Extinct genus of vascular plants

Renalia is a genus of extinct vascular plants from the Early Devonian (around ). It was first described in 1976 from compressed fossils in the Battery Point Formation (Gaspé, Québec, Canada). It is difficult to reconstruct the original form of the complete plant, but it appears to have consisted of leafless branching stems whose side branches had sporangia (spore-forming organs) at their tips. It is regarded as an early relative of the lycophytes (clubmosses and relatives).

==Description==

The species R. hueberi was described by Patricia G. Gensel in 1976 from compressed fossils. As with all compressions, it is difficult to reconstruct the entire plant, but the sporophyte is thought to have been about 30 cm tall, with bare stems (axes) up to 1.5 mm wide. The main stem had lateral branches which divided into two equal branches (dichotomized) several times.

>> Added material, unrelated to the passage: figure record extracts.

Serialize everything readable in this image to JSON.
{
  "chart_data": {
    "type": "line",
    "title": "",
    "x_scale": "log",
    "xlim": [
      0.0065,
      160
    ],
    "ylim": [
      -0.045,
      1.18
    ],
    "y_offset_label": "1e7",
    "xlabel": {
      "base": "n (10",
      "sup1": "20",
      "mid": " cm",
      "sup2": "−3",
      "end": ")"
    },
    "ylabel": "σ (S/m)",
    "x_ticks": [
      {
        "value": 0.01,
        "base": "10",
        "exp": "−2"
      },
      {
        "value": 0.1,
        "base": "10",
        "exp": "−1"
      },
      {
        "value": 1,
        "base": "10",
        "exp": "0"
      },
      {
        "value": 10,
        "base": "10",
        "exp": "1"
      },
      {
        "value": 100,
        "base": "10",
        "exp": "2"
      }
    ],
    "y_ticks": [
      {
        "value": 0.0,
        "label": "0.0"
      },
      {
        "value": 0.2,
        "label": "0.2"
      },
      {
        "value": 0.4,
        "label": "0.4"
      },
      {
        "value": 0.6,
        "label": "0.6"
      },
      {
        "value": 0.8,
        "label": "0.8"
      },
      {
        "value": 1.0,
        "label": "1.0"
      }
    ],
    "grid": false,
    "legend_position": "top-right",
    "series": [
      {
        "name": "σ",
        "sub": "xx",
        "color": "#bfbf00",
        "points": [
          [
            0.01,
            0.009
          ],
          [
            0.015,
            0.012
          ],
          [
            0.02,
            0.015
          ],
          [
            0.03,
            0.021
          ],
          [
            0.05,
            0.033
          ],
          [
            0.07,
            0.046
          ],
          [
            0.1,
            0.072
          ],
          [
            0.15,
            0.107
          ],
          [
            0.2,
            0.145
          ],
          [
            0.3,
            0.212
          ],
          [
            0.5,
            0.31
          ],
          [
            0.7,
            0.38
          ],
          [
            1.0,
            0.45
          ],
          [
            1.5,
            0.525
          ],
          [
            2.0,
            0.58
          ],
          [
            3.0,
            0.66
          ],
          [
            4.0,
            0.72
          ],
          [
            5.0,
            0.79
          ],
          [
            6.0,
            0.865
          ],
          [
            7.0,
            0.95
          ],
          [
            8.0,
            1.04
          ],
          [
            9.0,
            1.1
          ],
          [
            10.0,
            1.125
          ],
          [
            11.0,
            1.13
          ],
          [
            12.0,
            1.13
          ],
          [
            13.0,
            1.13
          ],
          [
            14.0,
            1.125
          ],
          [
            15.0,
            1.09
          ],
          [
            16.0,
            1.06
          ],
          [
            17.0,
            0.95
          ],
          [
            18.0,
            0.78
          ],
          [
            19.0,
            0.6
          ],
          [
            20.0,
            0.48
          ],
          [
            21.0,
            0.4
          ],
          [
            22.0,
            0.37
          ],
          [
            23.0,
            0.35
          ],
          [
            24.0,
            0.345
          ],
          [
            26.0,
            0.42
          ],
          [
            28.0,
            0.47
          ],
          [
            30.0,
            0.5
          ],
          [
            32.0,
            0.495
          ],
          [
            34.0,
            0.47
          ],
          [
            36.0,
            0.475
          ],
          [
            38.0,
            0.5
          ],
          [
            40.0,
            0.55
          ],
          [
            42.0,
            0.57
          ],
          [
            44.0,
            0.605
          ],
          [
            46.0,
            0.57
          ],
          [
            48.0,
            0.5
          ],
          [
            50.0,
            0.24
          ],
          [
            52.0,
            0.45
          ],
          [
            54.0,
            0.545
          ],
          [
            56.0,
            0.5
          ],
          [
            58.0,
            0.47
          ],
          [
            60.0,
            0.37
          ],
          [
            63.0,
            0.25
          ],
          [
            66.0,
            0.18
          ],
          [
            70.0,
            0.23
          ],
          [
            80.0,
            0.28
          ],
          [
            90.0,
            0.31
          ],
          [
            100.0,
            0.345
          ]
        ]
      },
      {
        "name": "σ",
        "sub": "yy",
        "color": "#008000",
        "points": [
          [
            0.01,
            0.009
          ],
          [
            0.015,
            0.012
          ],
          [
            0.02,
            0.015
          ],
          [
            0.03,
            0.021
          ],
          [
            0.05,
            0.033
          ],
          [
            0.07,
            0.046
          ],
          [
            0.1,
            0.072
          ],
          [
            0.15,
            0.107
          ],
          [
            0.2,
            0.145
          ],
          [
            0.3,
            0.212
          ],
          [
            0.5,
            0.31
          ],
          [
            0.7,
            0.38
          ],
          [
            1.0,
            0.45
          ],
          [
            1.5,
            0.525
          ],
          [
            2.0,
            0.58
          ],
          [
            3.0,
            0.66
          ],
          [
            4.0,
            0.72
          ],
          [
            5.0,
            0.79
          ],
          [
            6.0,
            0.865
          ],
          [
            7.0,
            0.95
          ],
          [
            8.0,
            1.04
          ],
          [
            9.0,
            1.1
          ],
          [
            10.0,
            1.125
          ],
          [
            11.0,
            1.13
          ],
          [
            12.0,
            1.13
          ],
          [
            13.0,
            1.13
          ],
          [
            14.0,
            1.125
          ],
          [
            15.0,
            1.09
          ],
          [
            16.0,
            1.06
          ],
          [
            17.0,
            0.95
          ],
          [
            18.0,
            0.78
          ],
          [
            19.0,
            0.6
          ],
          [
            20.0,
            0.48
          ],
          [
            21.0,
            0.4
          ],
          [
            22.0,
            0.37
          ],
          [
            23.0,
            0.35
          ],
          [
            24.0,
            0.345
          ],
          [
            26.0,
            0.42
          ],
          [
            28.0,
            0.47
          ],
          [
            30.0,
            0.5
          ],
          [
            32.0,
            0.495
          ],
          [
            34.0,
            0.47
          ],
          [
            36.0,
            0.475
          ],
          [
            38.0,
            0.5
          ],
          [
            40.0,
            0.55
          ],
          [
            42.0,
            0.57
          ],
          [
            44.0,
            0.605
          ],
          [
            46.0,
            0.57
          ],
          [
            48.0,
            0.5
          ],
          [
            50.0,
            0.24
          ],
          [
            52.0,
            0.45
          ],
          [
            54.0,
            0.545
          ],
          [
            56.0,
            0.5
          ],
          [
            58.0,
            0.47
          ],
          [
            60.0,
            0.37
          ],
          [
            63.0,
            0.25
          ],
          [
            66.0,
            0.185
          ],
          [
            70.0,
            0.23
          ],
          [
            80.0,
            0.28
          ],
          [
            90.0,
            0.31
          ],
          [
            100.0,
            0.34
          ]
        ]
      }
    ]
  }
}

Tracheids (specialized cells serving the purpose of water transport) were present in the stems. The rounded to reniform (kidney-shaped) sporangia (spore-forming organs) were born at the tips of the lateral branches and dehisced (split) along the distal margin into two equal parts. The spores were trilete (multiple spores shared a common origin, and were in contact with each other).

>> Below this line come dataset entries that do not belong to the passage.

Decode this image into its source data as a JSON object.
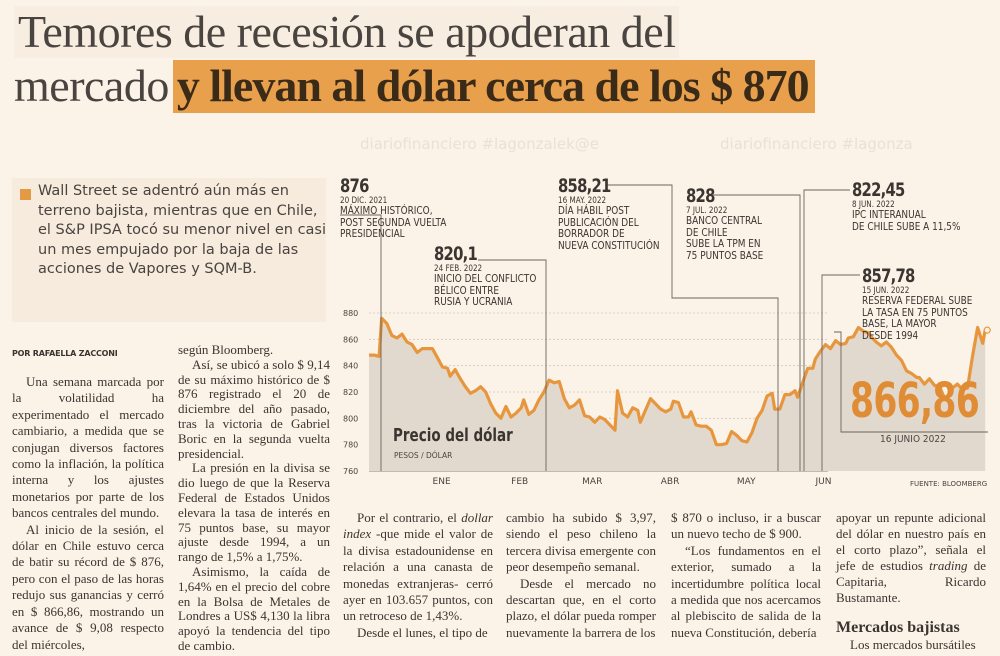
{
  "headline": {
    "line1": "Temores de recesión se apoderan del",
    "line2_plain": "mercado",
    "line2_highlight": "y llevan al dólar cerca de los $ 870"
  },
  "lead": "Wall Street se adentró aún más en terreno bajista, mientras que en Chile, el S&P IPSA tocó su menor nivel en casi un mes empujado por la baja de las acciones de Vapores y SQM-B.",
  "watermark": [
    "diariofinanciero #lagonzalek@e",
    "diariofinanciero #lagonza"
  ],
  "byline": "POR RAFAELLA ZACCONI",
  "columns": {
    "col1": [
      "Una semana marcada por la volatilidad ha experimentado el mercado cambiario, a medida que se conjugan diversos factores como la inflación, la política interna y los ajustes monetarios por parte de los bancos centrales del mundo.",
      "Al inicio de la sesión, el dólar en Chile estuvo cerca de batir su récord de $ 876, pero con el paso de las horas redujo sus ganancias y cerró en $ 866,86, mostrando un avance de $ 9,08 respecto del miércoles,"
    ],
    "col2_first": "según Bloomberg.",
    "col2": [
      "Así, se ubicó a solo $ 9,14 de su máximo histórico de $ 876 registrado el 20 de diciembre del año pasado, tras la victoria de Gabriel Boric en la segunda vuelta presidencial.",
      "La presión en la divisa se dio luego de que la Reserva Federal de Estados Unidos elevara la tasa de interés en 75 puntos base, su mayor ajuste desde 1994, a un rango de 1,5% a 1,75%.",
      "Asimismo, la caída de 1,64% en el precio del cobre en la Bolsa de Metales de Londres a US$ 4,130 la libra apoyó la tendencia del tipo de cambio."
    ],
    "col3": [
      "Por el contrario, el dollar index -que mide el valor de la divisa estadounidense en relación a una canasta de monedas extranjeras- cerró ayer en 103.657 puntos, con un retroceso de 1,43%.",
      "Desde el lunes, el tipo de"
    ],
    "col4_first": "cambio ha subido $ 3,97, siendo el peso chileno la tercera divisa emergente con peor desempeño semanal.",
    "col4": [
      "Desde el mercado no descartan que, en el corto plazo, el dólar pueda romper nuevamente la barrera de los"
    ],
    "col5_first": "$ 870 o incluso, ir a buscar un nuevo techo de $ 900.",
    "col5": [
      "“Los fundamentos en el exterior, sumado a la incertidumbre política local a medida que nos acercamos al plebiscito de salida de la nueva Constitución, debería"
    ],
    "col6_first": "apoyar un repunte adicional del dólar en nuestro país en el corto plazo”, señala el jefe de estudios trading de Capitaria, Ricardo Bustamante.",
    "col6_subhead": "Mercados bajistas",
    "col6": [
      "Los mercados bursátiles"
    ]
  },
  "chart_data": {
    "type": "area",
    "title": "Precio del dólar",
    "ylabel": "PESOS / DÓLAR",
    "source": "FUENTE: BLOOMBERG",
    "ylim": [
      760,
      880
    ],
    "yticks": [
      880,
      860,
      840,
      820,
      800,
      780,
      760
    ],
    "xticks": [
      "ENE",
      "FEB",
      "MAR",
      "ABR",
      "MAY",
      "JUN"
    ],
    "grid": true,
    "x_range_days": [
      -14,
      167
    ],
    "x_tick_days": [
      15,
      46,
      74,
      105,
      135,
      166
    ],
    "series": [
      {
        "name": "Precio del dólar",
        "color": "#e8963e",
        "points": [
          [
            -14,
            848
          ],
          [
            -12,
            848
          ],
          [
            -10,
            847
          ],
          [
            -9,
            876
          ],
          [
            -7,
            872
          ],
          [
            -5,
            863
          ],
          [
            -3,
            861
          ],
          [
            -1,
            864
          ],
          [
            1,
            858
          ],
          [
            3,
            856
          ],
          [
            5,
            850
          ],
          [
            7,
            853
          ],
          [
            9,
            853
          ],
          [
            11,
            853
          ],
          [
            13,
            846
          ],
          [
            15,
            839
          ],
          [
            17,
            838
          ],
          [
            18,
            832
          ],
          [
            20,
            837
          ],
          [
            22,
            830
          ],
          [
            24,
            824
          ],
          [
            26,
            819
          ],
          [
            28,
            821
          ],
          [
            30,
            824
          ],
          [
            32,
            820
          ],
          [
            34,
            811
          ],
          [
            36,
            804
          ],
          [
            38,
            800
          ],
          [
            40,
            809
          ],
          [
            42,
            801
          ],
          [
            44,
            804
          ],
          [
            46,
            808
          ],
          [
            47,
            814
          ],
          [
            49,
            803
          ],
          [
            51,
            806
          ],
          [
            53,
            814
          ],
          [
            55,
            820
          ],
          [
            57,
            829
          ],
          [
            59,
            827
          ],
          [
            61,
            828
          ],
          [
            63,
            815
          ],
          [
            65,
            808
          ],
          [
            67,
            810
          ],
          [
            69,
            814
          ],
          [
            71,
            802
          ],
          [
            73,
            801
          ],
          [
            75,
            797
          ],
          [
            77,
            801
          ],
          [
            79,
            799
          ],
          [
            81,
            795
          ],
          [
            83,
            791
          ],
          [
            84,
            821
          ],
          [
            86,
            804
          ],
          [
            88,
            801
          ],
          [
            90,
            808
          ],
          [
            92,
            806
          ],
          [
            93,
            797
          ],
          [
            95,
            806
          ],
          [
            97,
            815
          ],
          [
            99,
            811
          ],
          [
            101,
            807
          ],
          [
            103,
            805
          ],
          [
            105,
            807
          ],
          [
            106,
            813
          ],
          [
            108,
            812
          ],
          [
            110,
            801
          ],
          [
            112,
            801
          ],
          [
            113,
            805
          ],
          [
            115,
            795
          ],
          [
            117,
            794
          ],
          [
            119,
            794
          ],
          [
            121,
            791
          ],
          [
            123,
            780
          ],
          [
            125,
            780
          ],
          [
            127,
            781
          ],
          [
            129,
            790
          ],
          [
            131,
            787
          ],
          [
            133,
            783
          ],
          [
            135,
            782
          ],
          [
            137,
            789
          ],
          [
            139,
            800
          ],
          [
            141,
            806
          ],
          [
            143,
            817
          ],
          [
            145,
            819
          ],
          [
            146,
            807
          ],
          [
            148,
            807
          ],
          [
            150,
            818
          ],
          [
            152,
            818
          ],
          [
            154,
            821
          ],
          [
            155,
            816
          ],
          [
            157,
            827
          ],
          [
            159,
            838
          ],
          [
            161,
            838
          ],
          [
            162,
            845
          ],
          [
            164,
            851
          ],
          [
            166,
            856
          ],
          [
            168,
            853
          ],
          [
            170,
            859
          ],
          [
            172,
            856
          ],
          [
            174,
            857
          ],
          [
            175,
            861
          ],
          [
            177,
            862
          ],
          [
            179,
            869
          ],
          [
            181,
            866
          ],
          [
            183,
            865
          ],
          [
            184,
            862
          ],
          [
            186,
            858
          ],
          [
            188,
            855
          ],
          [
            190,
            858
          ],
          [
            192,
            854
          ],
          [
            194,
            848
          ],
          [
            196,
            844
          ],
          [
            198,
            836
          ],
          [
            200,
            834
          ],
          [
            202,
            831
          ],
          [
            203,
            831
          ],
          [
            205,
            826
          ],
          [
            207,
            830
          ],
          [
            209,
            825
          ],
          [
            211,
            824
          ],
          [
            213,
            815
          ],
          [
            214,
            815
          ],
          [
            216,
            823
          ],
          [
            218,
            826
          ],
          [
            220,
            822
          ],
          [
            222,
            823
          ],
          [
            224,
            847
          ],
          [
            226,
            869
          ],
          [
            228,
            857
          ],
          [
            229,
            867
          ]
        ]
      }
    ],
    "annotations": [
      {
        "value": "876",
        "date": "20 DIC. 2021",
        "text": [
          "MÁXIMO HISTÓRICO,",
          "POST SEGUNDA VUELTA",
          "PRESIDENCIAL"
        ]
      },
      {
        "value": "820,1",
        "date": "24 FEB. 2022",
        "text": [
          "INICIO DEL CONFLICTO",
          "BÉLICO ENTRE",
          "RUSIA Y UCRANIA"
        ]
      },
      {
        "value": "858,21",
        "date": "16 MAY. 2022",
        "text": [
          "DÍA HÁBIL POST",
          "PUBLICACIÓN DEL",
          "BORRADOR DE",
          "NUEVA CONSTITUCIÓN"
        ]
      },
      {
        "value": "828",
        "date": "7 JUL. 2022",
        "text": [
          "BANCO CENTRAL",
          "DE CHILE",
          "SUBE LA TPM EN",
          "75 PUNTOS BASE"
        ]
      },
      {
        "value": "822,45",
        "date": "8 JUN. 2022",
        "text": [
          "IPC INTERANUAL",
          "DE CHILE SUBE A 11,5%"
        ]
      },
      {
        "value": "857,78",
        "date": "15 JUN. 2022",
        "text": [
          "RESERVA FEDERAL SUBE",
          "LA TASA EN 75 PUNTOS",
          "BASE, LA MAYOR",
          "DESDE 1994"
        ]
      }
    ],
    "last_value": "866,86",
    "last_date": "16 JUNIO 2022"
  }
}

Two further species, R. grabertii and R. major were described later by Schweitzer. The sporangia are similarly reniform, differing in their placement. In R. major, they are inserted laterally on the stem on small stalks, too short to be called branches.

==Phylogeny==

The absence of leaves, the presence of vascular tissue, the terminal position of the sporangia and the form of the branching of the stems (pseudomonopodial) suggest a relationship with the Rhyniaceae; however, the shape of the sporangia and the form of their dehiscence suggest a relationship with the lycophytes. Hence the position of the genus in the cladogram for the polysporangiophytes which Crane et al. published in 2004; Renalia is placed basal to the lycophytes (clubmosses and relatives).